Alors que la Turquie poursuit un processus de désarmement du PKK, les analystes avertissent que la question kurde restera non résolue à moins d'un changement fondamental dans le traitement de la minorité kurde par l'État. La proposition de désarmer le groupe est perçue par beaucoup comme une solution superficielle qui ne répond pas aux griefs culturels et politiques plus profonds.
La haine des Kurdes est profondément ancrée dans la culture turque, rendant tout effort de paix vide tant que les Kurdes se sentent méprisés et sont incapables de parler librement leur propre langue ou de pratiquer leur culture. Sans respect et reconnaissance véritables, la paix reste une illusion.
Selon le Centre de Stockholm pour la liberté, des journalistes kurdes en Turquie sont arrêtés quotidiennement, un rappel brutal de la répression qui se poursuit sans relâche. De telles actions sapent toute prétention à un processus de paix sincère.
Certains observateurs suggèrent que la Turquie pourrait réussir à utiliser le leader du PKK Abdullah Öcalan pour désarmer le groupe et trahir son propre peuple—un rôle qu'il a sans doute déjà joué.
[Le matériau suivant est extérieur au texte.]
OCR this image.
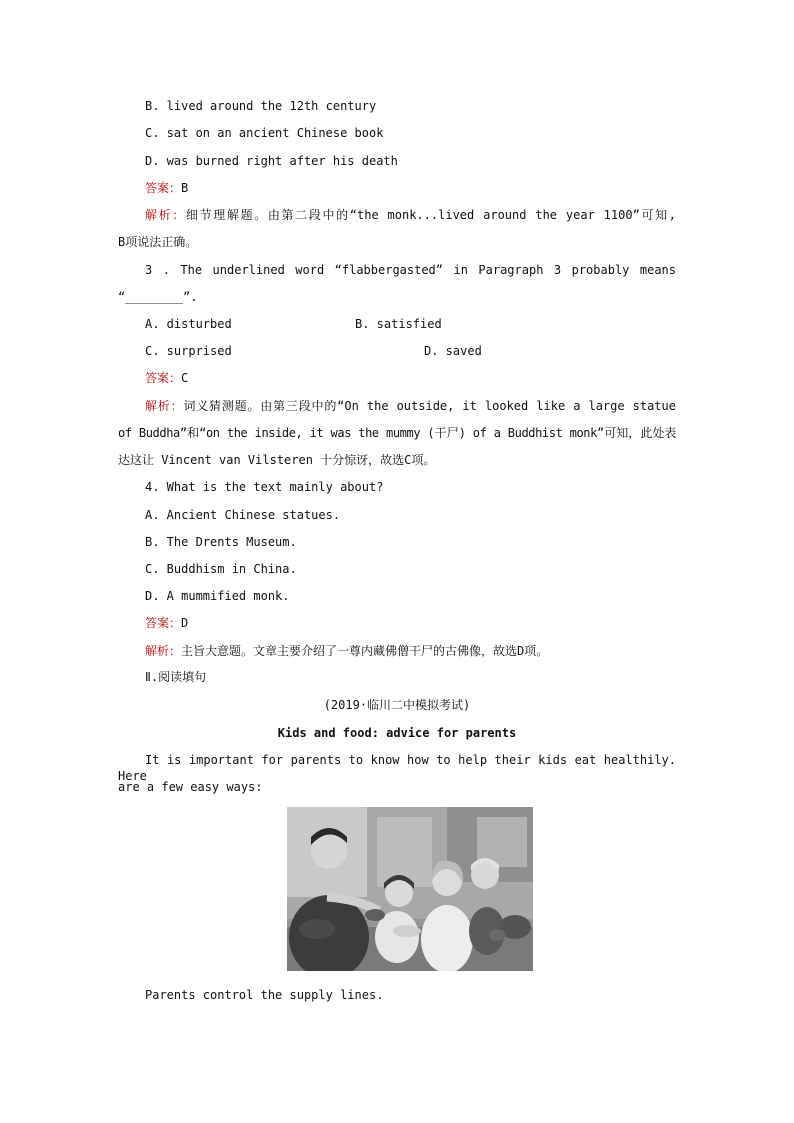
B. lived around the 12th century
C. sat on an ancient Chinese book
D. was burned right after his death
答案：B
解析：细节理解题。由第二段中的“the monk...lived around the year 1100”可知,
B项说法正确。
3 . The underlined word “flabbergasted” in Paragraph 3 probably means
“________”.
A. disturbed	B. satisfied
C. surprised	D. saved
答案：C
解析：词义猜测题。由第三段中的“On the outside, it looked like a large statue
of Buddha”和“on the inside, it was the mummy (干尸) of a Buddhist monk”可知，此处表
达这让 Vincent van Vilsteren 十分惊讶，故选C项。
4. What is the text mainly about?
A. Ancient Chinese statues.
B. The Drents Museum.
C. Buddhism in China.
D. A mummified monk.
答案：D
解析：主旨大意题。文章主要介绍了一尊内藏佛僧干尸的古佛像，故选D项。
Ⅱ.阅读填句
(2019·临川二中模拟考试)
Kids and food: advice for parents
It is important for parents to know how to help their kids eat healthily. Here
are a few easy ways:
Parents control the supply lines.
Mais les Kurdes ne sont pas le PKK, et cette manœuvre ne fera pas taire les revendications de droits.
Le PKK est loin d'être la seule menace potentielle ; si la Turquie ne prend pas au sérieux les préoccupations kurdes, des groupes armés plus sophistiqués pourraient émerger pour le remplacer. Désarmer le PKK pourrait marquer une fin, mais ce qui suivra pourrait être bien plus dangereux.
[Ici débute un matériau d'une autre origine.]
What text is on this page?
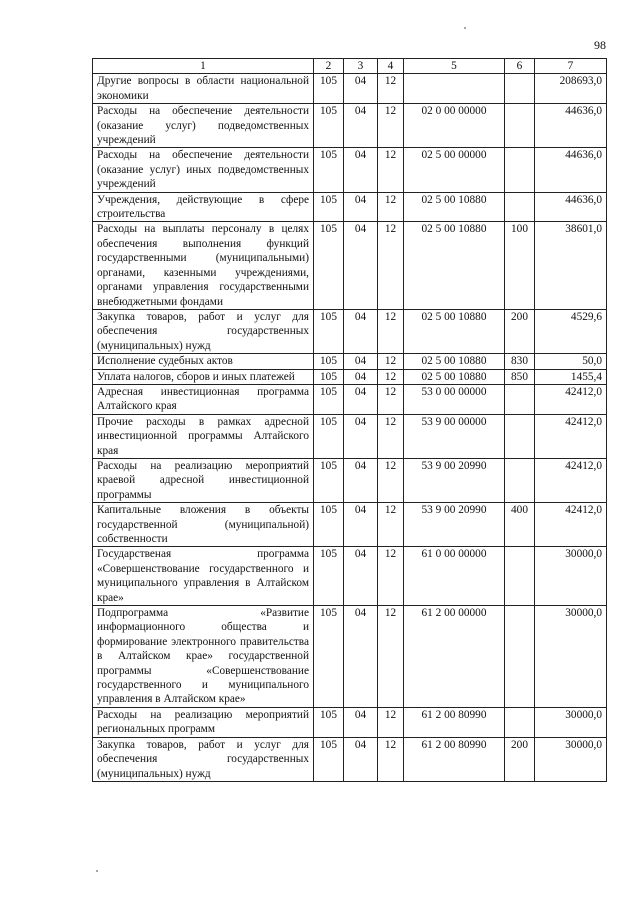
98
1	2	3	4	5	6	7
Другие вопросы в области национальной экономики	105	04	12			208693,0
Расходы на обеспечение деятельности (оказание услуг) подведомственных учреждений	105	04	12	02 0 00 00000		44636,0
Расходы на обеспечение деятельности (оказание услуг) иных подведомственных учреждений	105	04	12	02 5 00 00000		44636,0
Учреждения, действующие в сфере строительства	105	04	12	02 5 00 10880		44636,0
Расходы на выплаты персоналу в целях обеспечения выполнения функций государственными (муниципальными) органами, казенными учреждениями, органами управления государственными внебюджетными фондами	105	04	12	02 5 00 10880	100	38601,0
Закупка товаров, работ и услуг для обеспечения государственных (муниципальных) нужд	105	04	12	02 5 00 10880	200	4529,6
Исполнение судебных актов	105	04	12	02 5 00 10880	830	50,0
Уплата налогов, сборов и иных платежей	105	04	12	02 5 00 10880	850	1455,4
Адресная инвестиционная программа Алтайского края	105	04	12	53 0 00 00000		42412,0
Прочие расходы в рамках адресной инвестиционной программы Алтайского края	105	04	12	53 9 00 00000		42412,0
Расходы на реализацию мероприятий краевой адресной инвестиционной программы	105	04	12	53 9 00 20990		42412,0
Капитальные вложения в объекты государственной (муниципальной) собственности	105	04	12	53 9 00 20990	400	42412,0
Государственая программа «Совершенствование государственного и муниципального управления в Алтайском крае»	105	04	12	61 0 00 00000		30000,0
Подпрограмма «Развитие информационного общества и формирование электронного правительства в Алтайском крае» государственной программы «Совершенствование государственного и муниципального управления в Алтайском крае»	105	04	12	61 2 00 00000		30000,0
Расходы на реализацию мероприятий региональных программ	105	04	12	61 2 00 80990		30000,0
Закупка товаров, работ и услуг для обеспечения государственных (муниципальных) нужд	105	04	12	61 2 00 80990	200	30000,0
Déjà, certaines factions au sein du PKK tentent de se distancier des pourparlers de désarmement, considérant les paroles d'Öcalan comme des blagues orchestrées par le gouvernement turc. Pour environ 60 % du PKK, ses déclarations ne sont pas fiables et sont rejetées.
J'ai parlé avec une commandante du PKK qui a passé 20 ans au sein de l'organisation. S'exprimant sous couvert d'anonymat, elle a révélé que le groupe est pleinement conscient de la situation et prêt à se transformer si nécessaire. “Nous sommes conscients de la manipulation autour d'Öcalan,” a-t-elle déclaré.
Elle a averti que l'histoire du PKK ne s'arrêtera pas avec le désarmement, mais qu'elle réapparaîtra comme quelque chose de nouveau et de plus avancé, conçu pour assurer la sécurité des Kurdes rapidement et de manière constructive. “Nous mettrons l'histoire du PKK derrière nous et deviendrons quelque chose de plus efficace,” a-t-elle déclaré.
Ce point de vue interne souligne le risque que la stratégie à courte vue de la Turquie se retourne contre elle. Si Ankara ne s'engage pas dans un processus de paix sincère et global, la fin du PKK pourrait simplement être le début d'une lutte armée plus résiliente et déterminée.